In the meantime Alida waits for Asle at their house by the fjord, but being lonely and running out of food, she then also travels to Bjørgvin. Tired and hungry she meets the young man outside the city, who recognises her and introduces himself as Asleik from Vik. He offers her food and warmth on his boat and to take her to Vik, but Alida wants to travel on to find Asle. Asleik tells her that he witnessed Asle's hanging in Björgvin and gives the bracelet to her. When Alida asks if it is a gift from Asle, the young man replies that she can believe it is. When Alida is still undecided, he tells her that he also has a violin that he bought from an old man on his boat and that little Sigvald will learn to play it when he grows up.

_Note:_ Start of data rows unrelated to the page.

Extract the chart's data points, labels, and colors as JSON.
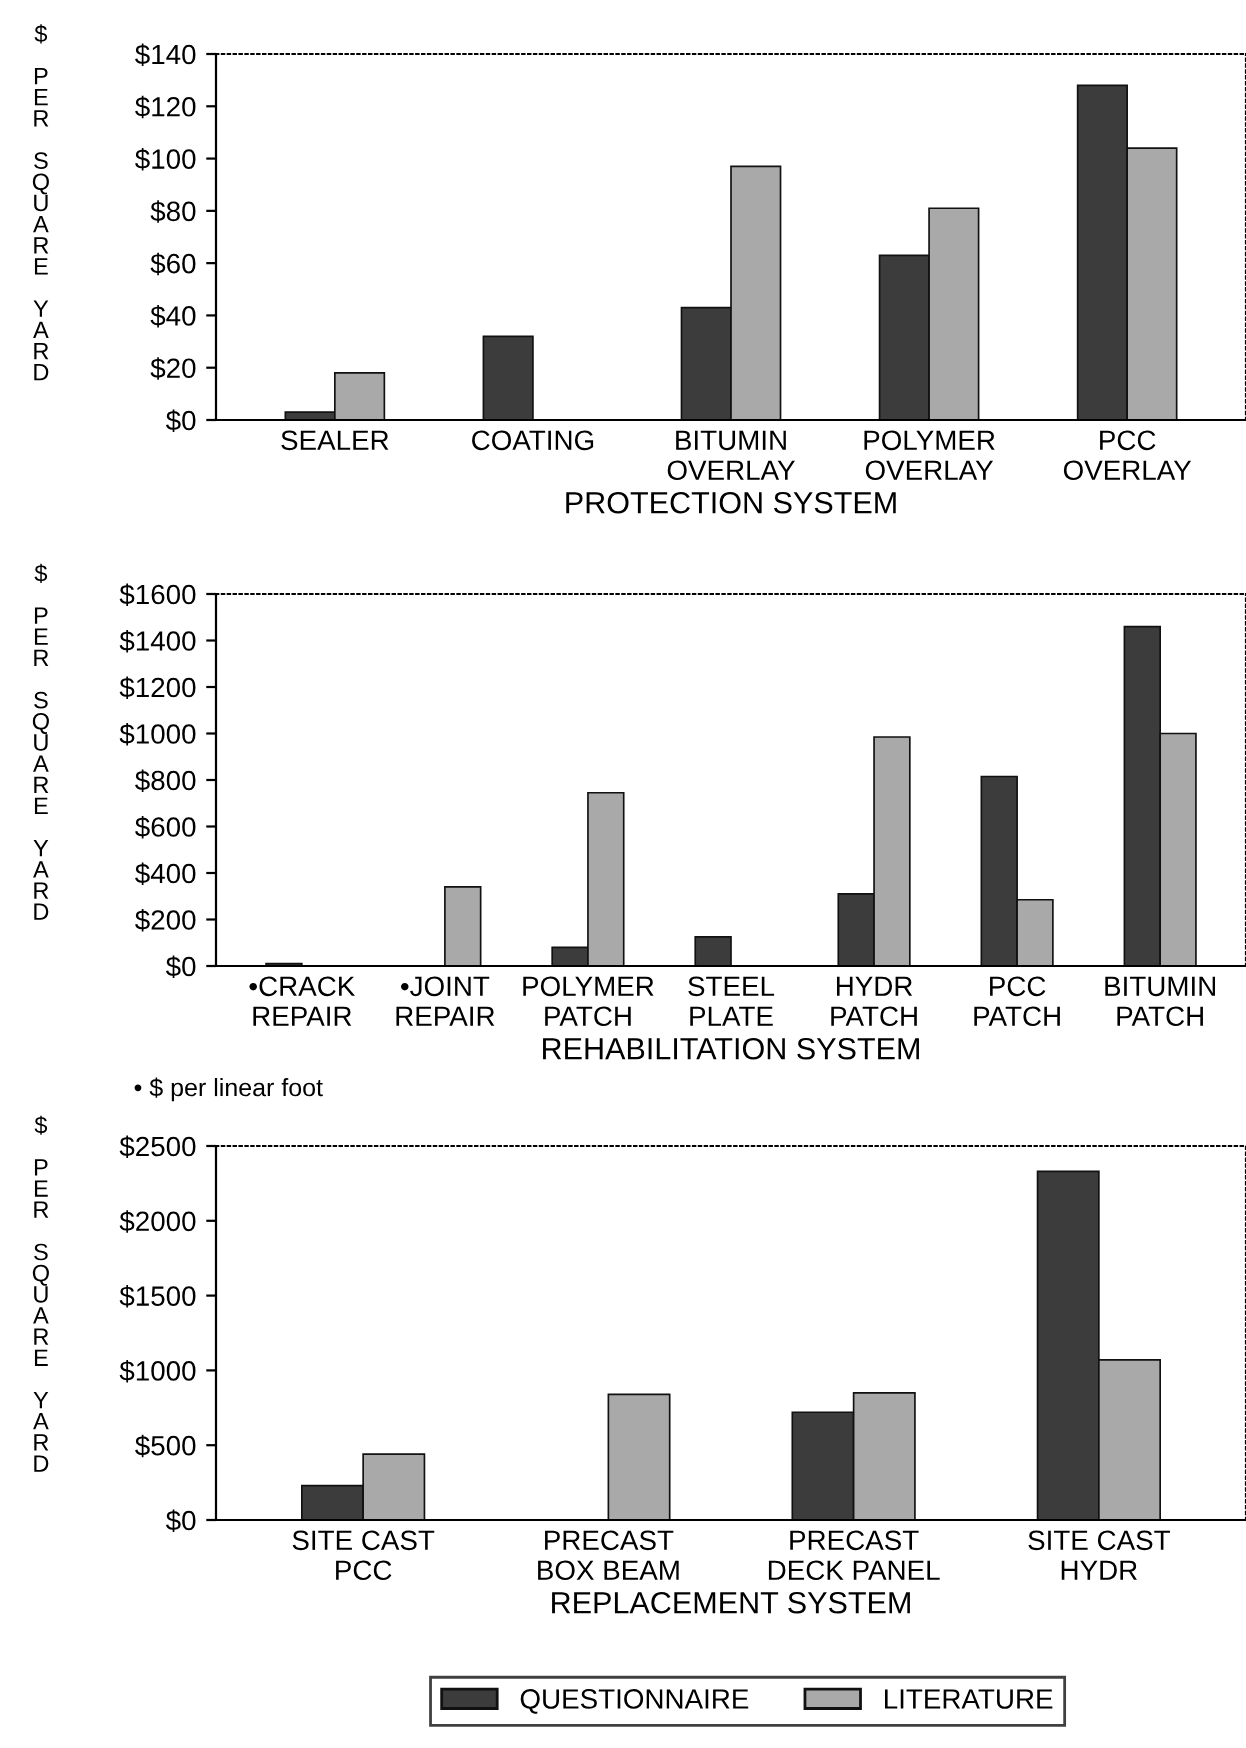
{
  "chart_data": [
    {
      "type": "bar",
      "xlabel": "PROTECTION SYSTEM",
      "ylabel": "$ PER SQUARE YARD",
      "categories": [
        "SEALER",
        "COATING",
        "BITUMIN\nOVERLAY",
        "POLYMER\nOVERLAY",
        "PCC\nOVERLAY"
      ],
      "series": [
        {
          "color": "#3c3c3c",
          "values": [
            3,
            32,
            43,
            63,
            128
          ]
        },
        {
          "color": "#a9a9a9",
          "values": [
            18,
            null,
            97,
            81,
            104
          ]
        }
      ],
      "ylim": [
        0,
        140
      ],
      "yticks": [
        {
          "value": 0,
          "label": "$0"
        },
        {
          "value": 20,
          "label": "$20"
        },
        {
          "value": 40,
          "label": "$40"
        },
        {
          "value": 60,
          "label": "$60"
        },
        {
          "value": 80,
          "label": "$80"
        },
        {
          "value": 100,
          "label": "$100"
        },
        {
          "value": 120,
          "label": "$120"
        },
        {
          "value": 140,
          "label": "$140"
        }
      ],
      "grid": false,
      "legend": false
    },
    {
      "type": "bar",
      "xlabel": "REHABILITATION SYSTEM",
      "ylabel": "$ PER SQUARE YARD",
      "categories": [
        "•CRACK\nREPAIR",
        "•JOINT\nREPAIR",
        "POLYMER\nPATCH",
        "STEEL\nPLATE",
        "HYDR\nPATCH",
        "PCC\nPATCH",
        "BITUMIN\nPATCH"
      ],
      "series": [
        {
          "color": "#3c3c3c",
          "values": [
            10,
            null,
            80,
            125,
            310,
            815,
            1460
          ]
        },
        {
          "color": "#a9a9a9",
          "values": [
            null,
            340,
            745,
            null,
            985,
            285,
            1000
          ]
        }
      ],
      "ylim": [
        0,
        1600
      ],
      "yticks": [
        {
          "value": 0,
          "label": "$0"
        },
        {
          "value": 200,
          "label": "$200"
        },
        {
          "value": 400,
          "label": "$400"
        },
        {
          "value": 600,
          "label": "$600"
        },
        {
          "value": 800,
          "label": "$800"
        },
        {
          "value": 1000,
          "label": "$1000"
        },
        {
          "value": 1200,
          "label": "$1200"
        },
        {
          "value": 1400,
          "label": "$1400"
        },
        {
          "value": 1600,
          "label": "$1600"
        }
      ],
      "annotations": [
        "• $ per linear foot"
      ],
      "grid": false,
      "legend": false
    },
    {
      "type": "bar",
      "xlabel": "REPLACEMENT SYSTEM",
      "ylabel": "$ PER SQUARE YARD",
      "categories": [
        "SITE CAST\nPCC",
        "PRECAST\nBOX BEAM",
        "PRECAST\nDECK PANEL",
        "SITE CAST\nHYDR"
      ],
      "series": [
        {
          "name": "QUESTIONNAIRE",
          "color": "#3c3c3c",
          "values": [
            230,
            null,
            720,
            2330
          ]
        },
        {
          "name": "LITERATURE",
          "color": "#a9a9a9",
          "values": [
            440,
            840,
            850,
            1070
          ]
        }
      ],
      "ylim": [
        0,
        2500
      ],
      "yticks": [
        {
          "value": 0,
          "label": "$0"
        },
        {
          "value": 500,
          "label": "$500"
        },
        {
          "value": 1000,
          "label": "$1000"
        },
        {
          "value": 1500,
          "label": "$1500"
        },
        {
          "value": 2000,
          "label": "$2000"
        },
        {
          "value": 2500,
          "label": "$2500"
        }
      ],
      "grid": false,
      "legend": "bottom"
    }
  ]
}
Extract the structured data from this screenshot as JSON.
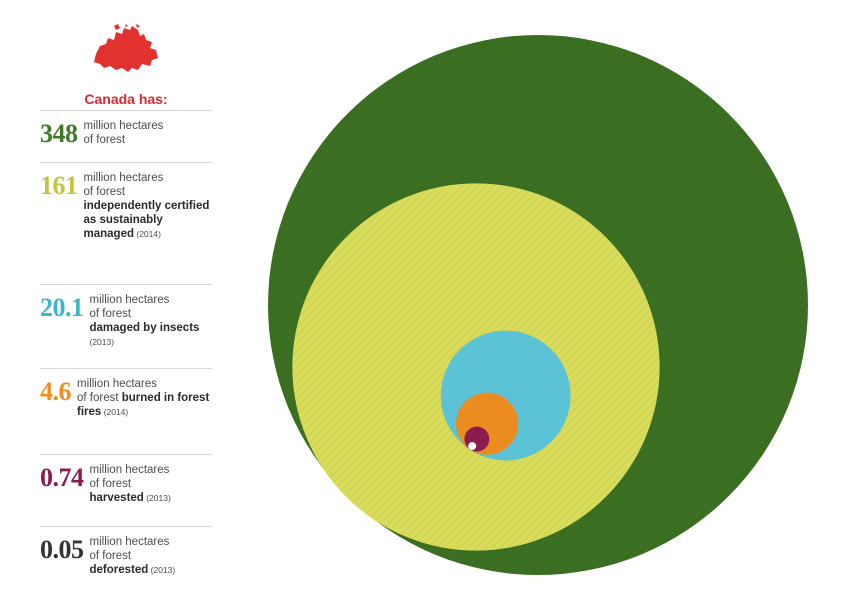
{
  "headline": "Canada has:",
  "stats": [
    {
      "value": "348",
      "color": "#3f7a2a",
      "line1": "million hectares",
      "line2": "of forest",
      "bold": "",
      "year": ""
    },
    {
      "value": "161",
      "color": "#c2c53c",
      "line1": "million hectares",
      "line2": "of forest",
      "bold": "independently certified as sustainably managed",
      "year": "(2014)"
    },
    {
      "value": "20.1",
      "color": "#3bb6c9",
      "line1": "million hectares",
      "line2": "of forest",
      "bold": "damaged by insects",
      "year": "(2013)"
    },
    {
      "value": "4.6",
      "color": "#ef8e1e",
      "line1": "million hectares",
      "line2": "of forest",
      "bold": "burned in forest fires",
      "year": "(2014)"
    },
    {
      "value": "0.74",
      "color": "#8c1b4f",
      "line1": "million hectares",
      "line2": "of forest",
      "bold": "harvested",
      "year": "(2013)"
    },
    {
      "value": "0.05",
      "color": "#333333",
      "line1": "million hectares",
      "line2": "of forest",
      "bold": "deforested",
      "year": "(2013)"
    }
  ],
  "chart_data": {
    "type": "bubble",
    "units": "million hectares",
    "series": [
      {
        "name": "of forest",
        "value": 348,
        "color": "#3b6f22"
      },
      {
        "name": "independently certified as sustainably managed (2014)",
        "value": 161,
        "color": "#d8dc5a"
      },
      {
        "name": "damaged by insects (2013)",
        "value": 20.1,
        "color": "#5cc3d6"
      },
      {
        "name": "burned in forest fires (2014)",
        "value": 4.6,
        "color": "#ec8b1f"
      },
      {
        "name": "harvested (2013)",
        "value": 0.74,
        "color": "#8c1b4f"
      },
      {
        "name": "deforested (2013)",
        "value": 0.05,
        "color": "#ffffff"
      }
    ]
  }
}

Alida calls out for Asle and hears his voice answering that she should follow Asleik, but he, Asle, will always be with her, in the wind, the music and little Sigvald. They will always be Asle and Alida.

== Premiere cast ==
- Asle: Wiktor Sundqvist, Tenor
- Alida: Louise McClelland Jacobsen, Soprano
- The old woman: Randi Stene, Mezzosoprano
- The old man: Johannes Weisser, Baritone
- The young woman: Christina Jønsi, Mezzosoprano
- The young man, Asleik: Frank Kjosås
- The violin player: Alma Serafin Kraggerud

== Critical response ==
Music critic Maja Sievers Skanding wrote after the premiere that while music is supposed to be the main attraction of any opera, it was the libretto by Jon Fosse that made Asle og Alida an anticipated event. She called the music "too uneven to lift Fosse's work to new heights" and though it was beautiful, opined that the restlessness of the presentation did not align well with Fosse's particular style of language. She also found fault in the non-Norwegian singers' problems with the pronunciation of the Nynorsk text.

The Swedish Aftonbladet offered a mixed review that echoed the problems with the Nynorsk text and noticed a lack of dramatic power in the opera, where the storyline could not match Fosse's hypnotic writing. While acknowledging the beautiful singing of lead roles Wiktor Sundqvist and Louise McClelland Jacobsen, the reviewer felt that the long lyrical lines felt too monotonous to allow them to fully develop their characters. The music and orchestration by the Bergen Philharmonic Orchestra was praised as "truly magical, icy sounds".